Let’s just take Florida, where Trump was to have made his Convention acceptance speech. It is the epicentre at the moment of the appalling surge in coronavirus cases. With its population of 21 million, last week it was diagnosing more new cases per day than the whole of the European Union (population 460 million). But Florida is also ground zero for US presidential elections. Just think Bush versus Gore in 2000.
It was a state Trump won comfortably in 2016. It was a state he thought he would breeze in November. But the latest Quinnipiac University poll has Democratic nominee Joe Biden 13 points ahead. Thirteen. That is massive. And there is a whole pile of other key swing states which show President Trump lagging behind.
What hasn’t changed in the past week is the science. You can be sure that his long-suffering public health advisors have been banging on about the same things like a broken gramophone. Masks, distancing, avoiding crowds. It may be that the president has had a Damascene conversion to listening to his doctors. Possible, but I have to say unlikely.
If we’re looking for a significant “thing” it is this. Last week, Trump fired his 2020 campaign manager, Brad Parscale, and installed a new one. And it appears Bill Stepien has sat the president down and given him the ice cold bucket of water. That the polls are awful, and going in the wrong direction; that all is not lost but quickly could spin out of control. That a change of direction and tone is urgently needed. Particularly when it comes to anything and everything to do with Covid-19.
It is worth inserting one proviso here. I don’t know Bill Stepien – although he gets very good reviews. But brilliant though he may be, there is a bit of a pattern of the president making a new appointment, and then for the next two or three weeks he does what he is told – but then reverts to going with his gut; going with his instinct. The things that he will tell you have served him best throughout his long and colourful career. But we are in new territory.
For three and a half years the president has been able to define his own reality; to bend and fashion facts to suit his own narrative. The coronavirus has been unimpressed by his efforts. This has been a foe like none that Donald Trump has faced. And he has had to bend to its will. Not the other way round.

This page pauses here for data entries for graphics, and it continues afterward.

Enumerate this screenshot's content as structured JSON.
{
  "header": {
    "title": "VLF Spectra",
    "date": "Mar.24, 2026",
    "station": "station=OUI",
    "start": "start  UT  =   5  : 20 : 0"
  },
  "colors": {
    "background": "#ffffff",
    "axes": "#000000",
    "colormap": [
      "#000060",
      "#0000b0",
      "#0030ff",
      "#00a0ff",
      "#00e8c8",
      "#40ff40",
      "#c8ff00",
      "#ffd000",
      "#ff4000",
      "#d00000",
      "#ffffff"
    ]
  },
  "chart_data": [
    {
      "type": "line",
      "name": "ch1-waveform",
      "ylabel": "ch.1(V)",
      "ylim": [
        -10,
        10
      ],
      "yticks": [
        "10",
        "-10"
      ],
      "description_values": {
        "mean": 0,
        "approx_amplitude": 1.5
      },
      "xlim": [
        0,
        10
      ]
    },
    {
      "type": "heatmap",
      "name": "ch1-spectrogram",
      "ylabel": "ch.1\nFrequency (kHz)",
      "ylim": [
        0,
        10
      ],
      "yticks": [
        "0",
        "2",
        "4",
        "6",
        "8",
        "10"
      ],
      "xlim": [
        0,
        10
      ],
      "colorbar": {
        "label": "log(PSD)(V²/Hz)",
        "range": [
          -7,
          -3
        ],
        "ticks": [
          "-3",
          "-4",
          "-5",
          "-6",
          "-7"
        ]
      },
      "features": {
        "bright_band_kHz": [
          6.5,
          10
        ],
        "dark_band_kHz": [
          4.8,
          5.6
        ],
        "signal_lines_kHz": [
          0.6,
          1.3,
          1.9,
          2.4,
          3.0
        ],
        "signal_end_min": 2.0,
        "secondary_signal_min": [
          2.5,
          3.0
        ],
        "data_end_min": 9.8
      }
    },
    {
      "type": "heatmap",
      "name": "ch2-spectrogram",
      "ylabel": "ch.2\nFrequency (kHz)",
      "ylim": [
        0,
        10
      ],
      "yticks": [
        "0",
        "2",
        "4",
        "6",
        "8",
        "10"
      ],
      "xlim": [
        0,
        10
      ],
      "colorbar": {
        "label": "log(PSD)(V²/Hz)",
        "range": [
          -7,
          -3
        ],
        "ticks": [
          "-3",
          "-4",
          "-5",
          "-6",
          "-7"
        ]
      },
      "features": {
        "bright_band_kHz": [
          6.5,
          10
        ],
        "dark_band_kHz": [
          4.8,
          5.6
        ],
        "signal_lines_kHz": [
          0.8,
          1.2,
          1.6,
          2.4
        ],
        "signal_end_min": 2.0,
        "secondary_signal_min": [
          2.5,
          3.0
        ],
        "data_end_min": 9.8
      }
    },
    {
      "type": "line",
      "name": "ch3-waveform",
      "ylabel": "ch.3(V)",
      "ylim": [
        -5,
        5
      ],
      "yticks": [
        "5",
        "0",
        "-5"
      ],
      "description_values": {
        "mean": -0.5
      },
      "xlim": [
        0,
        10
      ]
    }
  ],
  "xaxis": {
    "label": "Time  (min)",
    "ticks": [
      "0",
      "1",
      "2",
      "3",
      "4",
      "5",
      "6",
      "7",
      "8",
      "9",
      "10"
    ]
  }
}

What has happened this week is that what the polls are showing and what his scientists have been repeatedly calling for are totally aligned. And he really doesn’t want to be a loser in November.
The spectre of these 180s has brought much guffawing from liberal commentators. The man who only knows how to double down, now doubled up in the pain of these very public reverses. Oh happy days.

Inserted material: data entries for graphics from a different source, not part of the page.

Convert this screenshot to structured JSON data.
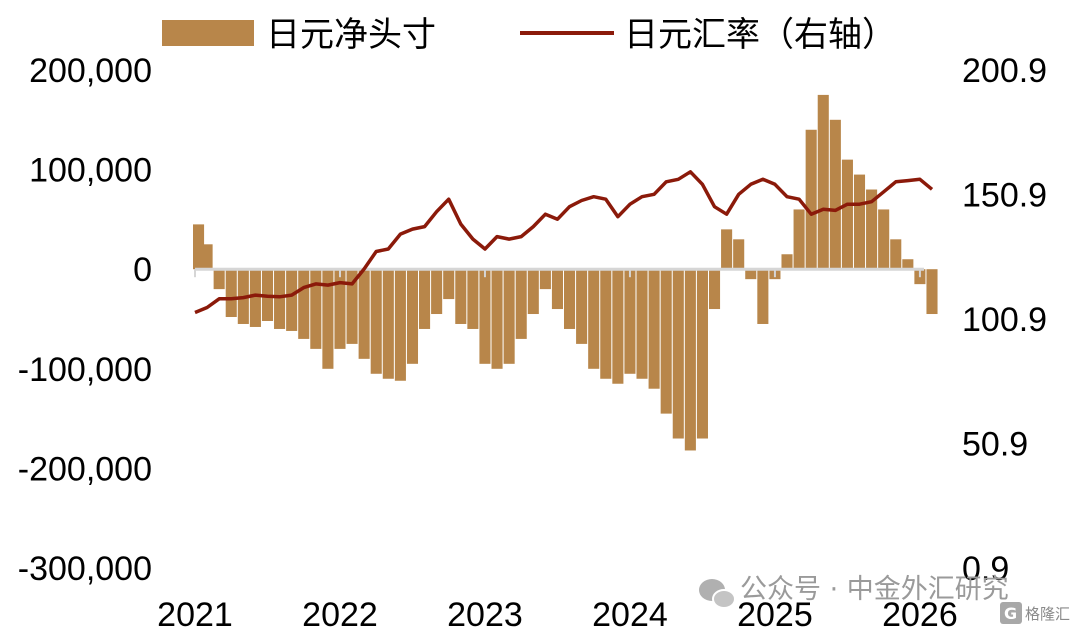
{
  "chart_data": {
    "type": "bar+line",
    "title": "",
    "legend": [
      {
        "name": "日元净头寸",
        "kind": "bar",
        "color": "#B8864A"
      },
      {
        "name": "日元汇率（右轴）",
        "kind": "line",
        "color": "#8B1A0A"
      }
    ],
    "legend_placement": "top",
    "x_axis": {
      "type": "date",
      "ticks": [
        "2021",
        "2022",
        "2023",
        "2024",
        "2025",
        "2026"
      ],
      "range": [
        "2021-01",
        "2026-02"
      ]
    },
    "y_left": {
      "min": -300000,
      "max": 200000,
      "ticks": [
        "200,000",
        "100,000",
        "0",
        "-100,000",
        "-200,000",
        "-300,000"
      ]
    },
    "y_right": {
      "min": 0.9,
      "max": 200.9,
      "ticks": [
        "200.9",
        "150.9",
        "100.9",
        "50.9",
        "0.9"
      ]
    },
    "grid": false,
    "series": [
      {
        "name": "日元净头寸",
        "kind": "bar",
        "points": [
          [
            "2021-01",
            45000
          ],
          [
            "2021-02",
            25000
          ],
          [
            "2021-03",
            -20000
          ],
          [
            "2021-04",
            -48000
          ],
          [
            "2021-05",
            -55000
          ],
          [
            "2021-06",
            -58000
          ],
          [
            "2021-07",
            -52000
          ],
          [
            "2021-08",
            -60000
          ],
          [
            "2021-09",
            -62000
          ],
          [
            "2021-10",
            -70000
          ],
          [
            "2021-11",
            -80000
          ],
          [
            "2021-12",
            -100000
          ],
          [
            "2022-01",
            -80000
          ],
          [
            "2022-02",
            -75000
          ],
          [
            "2022-03",
            -90000
          ],
          [
            "2022-04",
            -105000
          ],
          [
            "2022-05",
            -110000
          ],
          [
            "2022-06",
            -112000
          ],
          [
            "2022-07",
            -95000
          ],
          [
            "2022-08",
            -60000
          ],
          [
            "2022-09",
            -45000
          ],
          [
            "2022-10",
            -30000
          ],
          [
            "2022-11",
            -55000
          ],
          [
            "2022-12",
            -60000
          ],
          [
            "2023-01",
            -95000
          ],
          [
            "2023-02",
            -100000
          ],
          [
            "2023-03",
            -95000
          ],
          [
            "2023-04",
            -70000
          ],
          [
            "2023-05",
            -45000
          ],
          [
            "2023-06",
            -20000
          ],
          [
            "2023-07",
            -40000
          ],
          [
            "2023-08",
            -60000
          ],
          [
            "2023-09",
            -75000
          ],
          [
            "2023-10",
            -100000
          ],
          [
            "2023-11",
            -110000
          ],
          [
            "2023-12",
            -115000
          ],
          [
            "2024-01",
            -105000
          ],
          [
            "2024-02",
            -110000
          ],
          [
            "2024-03",
            -120000
          ],
          [
            "2024-04",
            -145000
          ],
          [
            "2024-05",
            -170000
          ],
          [
            "2024-06",
            -182000
          ],
          [
            "2024-07",
            -170000
          ],
          [
            "2024-08",
            -40000
          ],
          [
            "2024-09",
            40000
          ],
          [
            "2024-10",
            30000
          ],
          [
            "2024-11",
            -10000
          ],
          [
            "2024-12",
            -55000
          ],
          [
            "2025-01",
            -10000
          ],
          [
            "2025-02",
            15000
          ],
          [
            "2025-03",
            60000
          ],
          [
            "2025-04",
            140000
          ],
          [
            "2025-05",
            175000
          ],
          [
            "2025-06",
            150000
          ],
          [
            "2025-07",
            110000
          ],
          [
            "2025-08",
            95000
          ],
          [
            "2025-09",
            80000
          ],
          [
            "2025-10",
            60000
          ],
          [
            "2025-11",
            30000
          ],
          [
            "2025-12",
            10000
          ],
          [
            "2026-01",
            -15000
          ],
          [
            "2026-02",
            -45000
          ]
        ]
      },
      {
        "name": "日元汇率（右轴）",
        "kind": "line",
        "points": [
          [
            "2021-01",
            103.5
          ],
          [
            "2021-02",
            105.5
          ],
          [
            "2021-03",
            109
          ],
          [
            "2021-04",
            109
          ],
          [
            "2021-05",
            109.5
          ],
          [
            "2021-06",
            110.5
          ],
          [
            "2021-07",
            110
          ],
          [
            "2021-08",
            109.8
          ],
          [
            "2021-09",
            110.5
          ],
          [
            "2021-10",
            113.5
          ],
          [
            "2021-11",
            115
          ],
          [
            "2021-12",
            114.5
          ],
          [
            "2022-01",
            115.5
          ],
          [
            "2022-02",
            115
          ],
          [
            "2022-03",
            121
          ],
          [
            "2022-04",
            128
          ],
          [
            "2022-05",
            129
          ],
          [
            "2022-06",
            135
          ],
          [
            "2022-07",
            137
          ],
          [
            "2022-08",
            138
          ],
          [
            "2022-09",
            144
          ],
          [
            "2022-10",
            149
          ],
          [
            "2022-11",
            139
          ],
          [
            "2022-12",
            133
          ],
          [
            "2023-01",
            129
          ],
          [
            "2023-02",
            134
          ],
          [
            "2023-03",
            133
          ],
          [
            "2023-04",
            134
          ],
          [
            "2023-05",
            138
          ],
          [
            "2023-06",
            143
          ],
          [
            "2023-07",
            141
          ],
          [
            "2023-08",
            146
          ],
          [
            "2023-09",
            148.5
          ],
          [
            "2023-10",
            150
          ],
          [
            "2023-11",
            149
          ],
          [
            "2023-12",
            142
          ],
          [
            "2024-01",
            147
          ],
          [
            "2024-02",
            150
          ],
          [
            "2024-03",
            151
          ],
          [
            "2024-04",
            156
          ],
          [
            "2024-05",
            157
          ],
          [
            "2024-06",
            160
          ],
          [
            "2024-07",
            155
          ],
          [
            "2024-08",
            146
          ],
          [
            "2024-09",
            143
          ],
          [
            "2024-10",
            151
          ],
          [
            "2024-11",
            155
          ],
          [
            "2024-12",
            157
          ],
          [
            "2025-01",
            155
          ],
          [
            "2025-02",
            150
          ],
          [
            "2025-03",
            149
          ],
          [
            "2025-04",
            143
          ],
          [
            "2025-05",
            145
          ],
          [
            "2025-06",
            144.5
          ],
          [
            "2025-07",
            147
          ],
          [
            "2025-08",
            147
          ],
          [
            "2025-09",
            148
          ],
          [
            "2025-10",
            152
          ],
          [
            "2025-11",
            156
          ],
          [
            "2025-12",
            156.5
          ],
          [
            "2026-01",
            157
          ],
          [
            "2026-02",
            153
          ]
        ]
      }
    ]
  },
  "watermark": {
    "text": "公众号 · 中金外汇研究",
    "icon": "wechat-icon",
    "logo_text": "格隆汇",
    "logo_mark": "G"
  }
}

But they should be more cautious. The conversion may be insincere; may well be borne of polling necessity – but what a lot of Americans will see is their president behaving rationally and normally; making decisions consistent with the scale of the threat the American people are facing – and Americans are fearing. But, I hear you say, surely they won’t forget about all those things the president said in March and April when he played the pandemic down and urged the reopening of the US economy prematurely?
Well, all I would say is that the circus moves on quickly; everyone seems to have incredibly short memories. Who talks any more about Mueller? Or Russia? Or impeachment? The beam of the lighthouse doesn’t stay long in any one place. With our impatience for new developments, for new story lines, for plot twists, we seem to suffer collectively from attention deficit disorder. And this president understands that better than anyone.
Some will no doubt write that this has been the president’s worst week ever. If he wins in November it will come to be seen as his best.